Bermula dari skala rumahan, bisnis kosmetik ini membesar hingga melibatkan ribuan karyawan. Bagaimana kisahnya?
Pertengahan Juni 2011. Suasana di Grand Ballroom Hotel Mulia, Senayan,
malam itu begitu semarak. Di ruang tengah dilangsungkan peragaan tata
rias komestik menampilkan berbagai tren warna terkini. Setidaknya ada 26
ahli tata rias yang memamerkan kreasi mereka menggunakan tren kosmetik
terbaru.
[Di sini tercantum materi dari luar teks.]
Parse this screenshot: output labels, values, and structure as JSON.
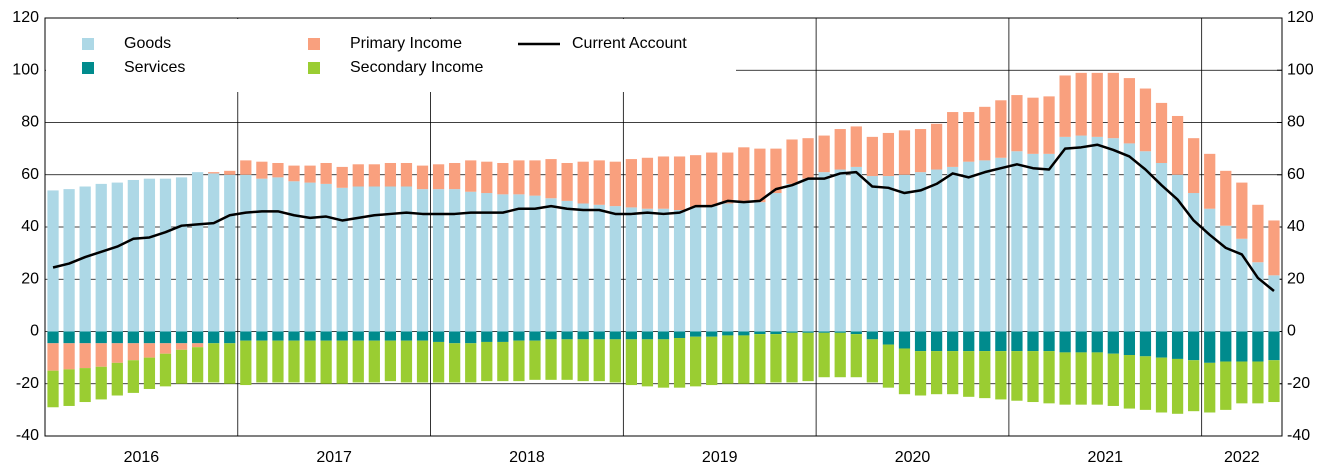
{
  "chart_data": {
    "type": "stacked_bar_line",
    "categories": [
      "2016",
      "2017",
      "2018",
      "2019",
      "2020",
      "2021",
      "2022"
    ],
    "ylim": [
      -40,
      120
    ],
    "yticks": [
      -40,
      -20,
      0,
      20,
      40,
      60,
      80,
      100,
      120
    ],
    "y2lim": [
      -40,
      120
    ],
    "y2ticks": [
      -40,
      -20,
      0,
      20,
      40,
      60,
      80,
      100,
      120
    ],
    "grid": true,
    "legend": "upper left",
    "series": [
      {
        "name": "Goods",
        "kind": "bar",
        "color": "#add8e6",
        "values": [
          [
            54,
            54.5,
            55.5,
            56.5,
            57,
            58,
            58.5,
            58.5,
            59,
            61,
            60.5,
            60
          ],
          [
            60,
            58.5,
            59,
            57.5,
            57,
            56.5,
            55,
            55.5,
            55.5,
            55.5,
            55.5,
            54.5
          ],
          [
            54.5,
            54.5,
            53.5,
            53,
            52.5,
            52.5,
            52,
            51,
            50,
            49,
            48.5,
            48
          ],
          [
            47.5,
            47,
            47,
            46.5,
            47.5,
            48,
            49,
            50,
            49.5,
            53,
            56.5,
            58.5
          ],
          [
            61,
            62,
            63,
            59.5,
            59.5,
            60,
            61,
            62,
            63,
            65,
            65.5,
            66.5
          ],
          [
            69,
            68,
            68,
            74.5,
            75,
            74.5,
            74,
            72,
            69,
            64.5,
            60,
            53
          ],
          [
            47,
            40.5,
            35.5,
            26.5,
            21.5
          ]
        ]
      },
      {
        "name": "Services",
        "kind": "bar",
        "color": "#008b8d",
        "values": [
          [
            -4.5,
            -4.5,
            -4.5,
            -4.5,
            -4.5,
            -4.5,
            -4.5,
            -4.5,
            -4.5,
            -4.5,
            -4.5,
            -4.5
          ],
          [
            -3.5,
            -3.5,
            -3.5,
            -3.5,
            -3.5,
            -3.5,
            -3.5,
            -3.5,
            -3.5,
            -3.5,
            -3.5,
            -3.5
          ],
          [
            -4,
            -4.5,
            -4.5,
            -4,
            -4,
            -3.5,
            -3.5,
            -3,
            -3,
            -3,
            -3,
            -3
          ],
          [
            -3,
            -3,
            -3,
            -2.5,
            -2,
            -2,
            -1.5,
            -1.5,
            -1,
            -1,
            -0.5,
            -0.5
          ],
          [
            -0.5,
            -0.5,
            -1,
            -3,
            -5,
            -6.5,
            -7.5,
            -7.5,
            -7.5,
            -7.5,
            -7.5,
            -7.5
          ],
          [
            -7.5,
            -7.5,
            -7.5,
            -8,
            -8,
            -8,
            -8.5,
            -9,
            -9.5,
            -10,
            -10.5,
            -11
          ],
          [
            -12,
            -11.5,
            -11.5,
            -11.5,
            -11
          ]
        ]
      },
      {
        "name": "Primary Income",
        "kind": "bar",
        "color": "#f9a07e",
        "values": [
          [
            -10.5,
            -10,
            -9.5,
            -9,
            -7.5,
            -6.5,
            -5.5,
            -4,
            -2.5,
            -1.5,
            0.5,
            1.5
          ],
          [
            5.5,
            6.5,
            5.5,
            6,
            6.5,
            8,
            8,
            8.5,
            8.5,
            9,
            9,
            9
          ],
          [
            9.5,
            10,
            12,
            12,
            12,
            13,
            13.5,
            15,
            14.5,
            16,
            17,
            17
          ],
          [
            18.5,
            19.5,
            20,
            20.5,
            20,
            20.5,
            19.5,
            20.5,
            20.5,
            17,
            17,
            15.5
          ],
          [
            14,
            15.5,
            15.5,
            15,
            16.5,
            17,
            16.5,
            17.5,
            21,
            19,
            20.5,
            22
          ],
          [
            21.5,
            21.5,
            22,
            23.5,
            24,
            24.5,
            25,
            25,
            24,
            23,
            22.5,
            21
          ],
          [
            21,
            21,
            21.5,
            22,
            21
          ]
        ]
      },
      {
        "name": "Secondary Income",
        "kind": "bar",
        "color": "#9acd32",
        "values": [
          [
            -14,
            -14,
            -13,
            -12.5,
            -12.5,
            -12.5,
            -12,
            -12.5,
            -13,
            -13.5,
            -15,
            -15.5
          ],
          [
            -17,
            -16,
            -16,
            -16,
            -16,
            -16.5,
            -16.5,
            -16,
            -16,
            -15.5,
            -16,
            -16
          ],
          [
            -15.5,
            -15,
            -15,
            -15,
            -15,
            -15.5,
            -15,
            -15.5,
            -15.5,
            -16,
            -16,
            -16.5
          ],
          [
            -17.5,
            -18,
            -18.5,
            -19,
            -19,
            -18.5,
            -18.5,
            -18.5,
            -19,
            -18.5,
            -19,
            -18.5
          ],
          [
            -17,
            -17,
            -16.5,
            -16.5,
            -16.5,
            -17.5,
            -17,
            -16.5,
            -16.5,
            -17.5,
            -18,
            -18.5
          ],
          [
            -19,
            -19.5,
            -20,
            -20,
            -20,
            -20,
            -20,
            -20.5,
            -20.5,
            -21,
            -21,
            -19.5
          ],
          [
            -19,
            -18.5,
            -16,
            -16,
            -16
          ]
        ]
      },
      {
        "name": "Current Account",
        "kind": "line",
        "color": "#000000",
        "values": [
          [
            24.5,
            26,
            28.5,
            30.5,
            32.5,
            35.5,
            36,
            38,
            40.5,
            41,
            41.5,
            44.5
          ],
          [
            45.5,
            46,
            46,
            44.5,
            43.5,
            44,
            42.5,
            43.5,
            44.5,
            45,
            45.5,
            45
          ],
          [
            45,
            45,
            45.5,
            45.5,
            45.5,
            47,
            47,
            48,
            47,
            46.5,
            46.5,
            45
          ],
          [
            45,
            45.5,
            45,
            45.5,
            48,
            48,
            50,
            49.5,
            50,
            54.5,
            56,
            58.5
          ],
          [
            58.5,
            60.5,
            61,
            55.5,
            55,
            53,
            54,
            56.5,
            60.5,
            59,
            61,
            62.5
          ],
          [
            64,
            62.5,
            62,
            70,
            70.5,
            71.5,
            69.5,
            67,
            62,
            56,
            50.5,
            42.5
          ],
          [
            37,
            32,
            29.5,
            20.5,
            15.5
          ]
        ]
      }
    ]
  }
}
Di antara mereka ada ahli tata rias avant garde, pengantin
internasional, fancy, modifikasi serta lukis tubuh yang sudah dikenal
secara nasional. Mereka mengusung tema untuk musim semi/panas 2011 yang
berkisar pada warna-warna oranye, merah muda, emas, cokelat ungu, dan
koral pada eyeshadow, blush on dan lipstik. Semua ahli tata rias malam
itu menggunakan kosmetik yang sama: La Tulipe dan LT Pro.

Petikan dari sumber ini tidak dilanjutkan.